For Sweet Pea
The world is a dangerous place to live; not because of the people who are evil, but because of the people who don't do anything about it. --Albert Einstein
Blessed are the peacemakers for they shall be called sons of God.--Matthew 5:9
Death does not become a child. Small caskets are not cute nor quaint like handmade collectible dolls, adorned with frilly lace dresses, neatly arranged in a display cabinet behind a protective glass barrier, preserved memories of wide eyed innocence, meticulously painted by a craftsman's careful hand, artificially simulating life with a pâte mix of skin tone colors, cotton stitches and plastic fibered hair. No. A corpse that never had a chance to fully mature in life does not, in spite of its size, generate a feeling of nostalgia nor delicate quaintness, even though the coffin that contains it might be lined with the finest silk and surrounded by the most lavish floral arrangement that money can buy.

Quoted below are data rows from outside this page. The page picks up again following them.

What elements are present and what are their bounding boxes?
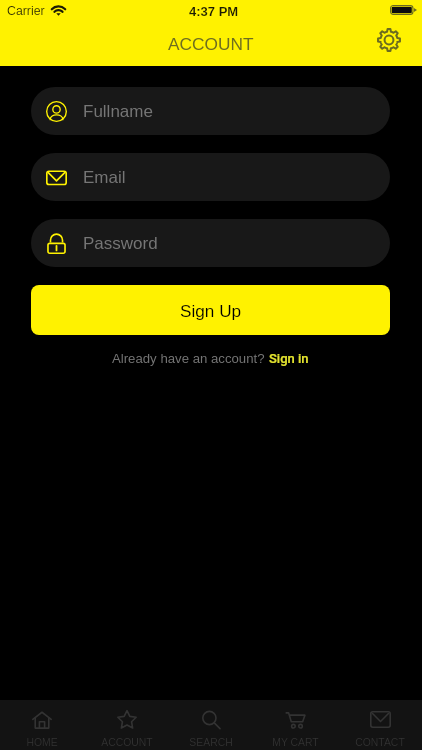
button[interactable]: Password — [31, 219, 390, 267]
button[interactable]: Email — [31, 153, 390, 201]
staticText: Fullname — [83, 102, 153, 121]
button[interactable]: Sign Up — [31, 285, 390, 335]
staticText: CONTACT — [355, 737, 405, 749]
button[interactable]: CONTACT — [338, 700, 422, 750]
button[interactable]: ACCOUNT — [85, 700, 169, 750]
staticText: Already have an account? — [112, 351, 269, 366]
button[interactable]: SEARCH — [169, 700, 253, 750]
button[interactable]: Already have an account? — [112, 351, 309, 366]
staticText: Email — [83, 168, 126, 187]
button[interactable]: MY CART — [253, 700, 337, 750]
staticText: SEARCH — [189, 737, 233, 749]
button[interactable]: Fullname — [31, 87, 390, 135]
staticText: ACCOUNT — [168, 34, 254, 53]
button[interactable]: HOME — [0, 700, 84, 750]
staticText: 4:37 PM — [189, 4, 239, 19]
button[interactable]: Settings — [373, 24, 405, 56]
staticText: HOME — [26, 737, 58, 749]
staticText: MY CART — [272, 737, 319, 749]
staticText: Sign in — [269, 351, 309, 366]
staticText: ACCOUNT — [101, 737, 153, 749]
staticText: Password — [83, 234, 158, 253]
staticText: Carrier — [7, 4, 45, 18]
staticText: Sign Up — [180, 301, 242, 320]
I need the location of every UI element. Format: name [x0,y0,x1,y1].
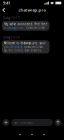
staticText: to message me: [4,26,25,29]
staticText: own AI chat at [4,45,23,49]
button[interactable]: Home [29,132,35,137]
button[interactable]: Hey, we've connected. Feel free [2,21,50,31]
staticText: chatwrap.pro [18,7,46,13]
staticText: Welcome to chatwrap.pro, your [4,42,46,45]
staticText: Today 10:18 [3,36,20,39]
button[interactable]: Back [0,6,8,14]
staticText: hpass.me/u/ask [24,45,42,49]
button[interactable]: Back [17,132,23,137]
staticText: hpass.me/u/ask [26,26,44,29]
staticText: 9:41 [3,0,10,6]
staticText: Hey, we've connected. Feel free [4,22,48,26]
staticText: Today 10:17 [3,16,20,20]
button[interactable]: Add attachment [2,119,10,126]
staticText: Tap the link to start chatting [4,49,42,52]
button[interactable]: Recents [41,132,47,137]
button[interactable]: Send [54,119,62,126]
staticText: Type a message [14,121,34,124]
button[interactable]: Welcome to chatwrap.pro, your [2,40,50,54]
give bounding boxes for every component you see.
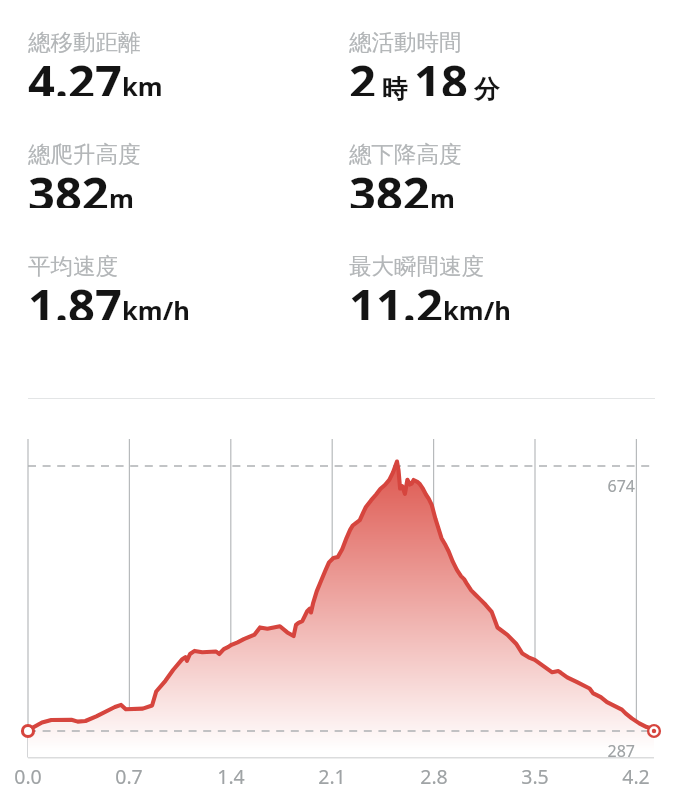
staticText: 0.0 xyxy=(0,763,68,790)
staticText: 4.27 xyxy=(28,49,122,96)
staticText: 382 xyxy=(28,161,109,208)
staticText: 2.8 xyxy=(394,763,474,790)
staticText: m xyxy=(430,181,455,209)
staticText: 287 xyxy=(500,740,635,762)
button[interactable]: 平均速度 xyxy=(28,252,190,299)
staticText: 分 xyxy=(474,73,500,101)
staticText: km/h xyxy=(122,293,190,321)
staticText: km/h xyxy=(443,293,511,321)
button[interactable]: 總活動時間 xyxy=(349,28,500,75)
staticText: 3.5 xyxy=(495,763,575,790)
staticText: 674 xyxy=(500,475,635,497)
staticText: 382 xyxy=(349,161,430,208)
staticText: 總爬升高度 xyxy=(28,140,141,168)
button[interactable]: 總下降高度 xyxy=(349,140,462,187)
button[interactable]: 總移動距離 xyxy=(28,28,163,75)
staticText: 總活動時間 xyxy=(349,28,462,56)
staticText: 時 xyxy=(382,73,408,101)
staticText: 總移動距離 xyxy=(28,28,141,56)
button[interactable]: 最大瞬間速度 xyxy=(349,252,511,299)
staticText: 4.2 xyxy=(596,763,676,790)
staticText: 平均速度 xyxy=(28,252,118,280)
staticText: 18 xyxy=(414,49,468,96)
button[interactable]: 總爬升高度 xyxy=(28,140,141,187)
staticText: 1.4 xyxy=(191,763,271,790)
staticText: 11.2 xyxy=(349,273,443,320)
staticText: km xyxy=(122,69,163,97)
staticText: 0.7 xyxy=(89,763,169,790)
staticText: m xyxy=(109,181,134,209)
staticText: 最大瞬間速度 xyxy=(349,252,484,280)
staticText: 2 xyxy=(349,49,376,96)
staticText: 總下降高度 xyxy=(349,140,462,168)
staticText: 1.87 xyxy=(28,273,122,320)
staticText: 2.1 xyxy=(292,763,372,790)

Between Arnold Penxa's two year infantry tour of duty in Vietnam and his thirty years of police work in Detroit, he had seen his share of dead children. Napalmed babies fused to their mother's bodies, loving arms futilely wrapped around swaddled infants, burnt and peeling strips of flesh embedded with charred remnants of clothing still smoldering, emitting a nauseous odor of rotting pork that contrasted with the jasmine flavored smell of rice paddies he and his squad had to march through in order to sweep and secure attacked villages.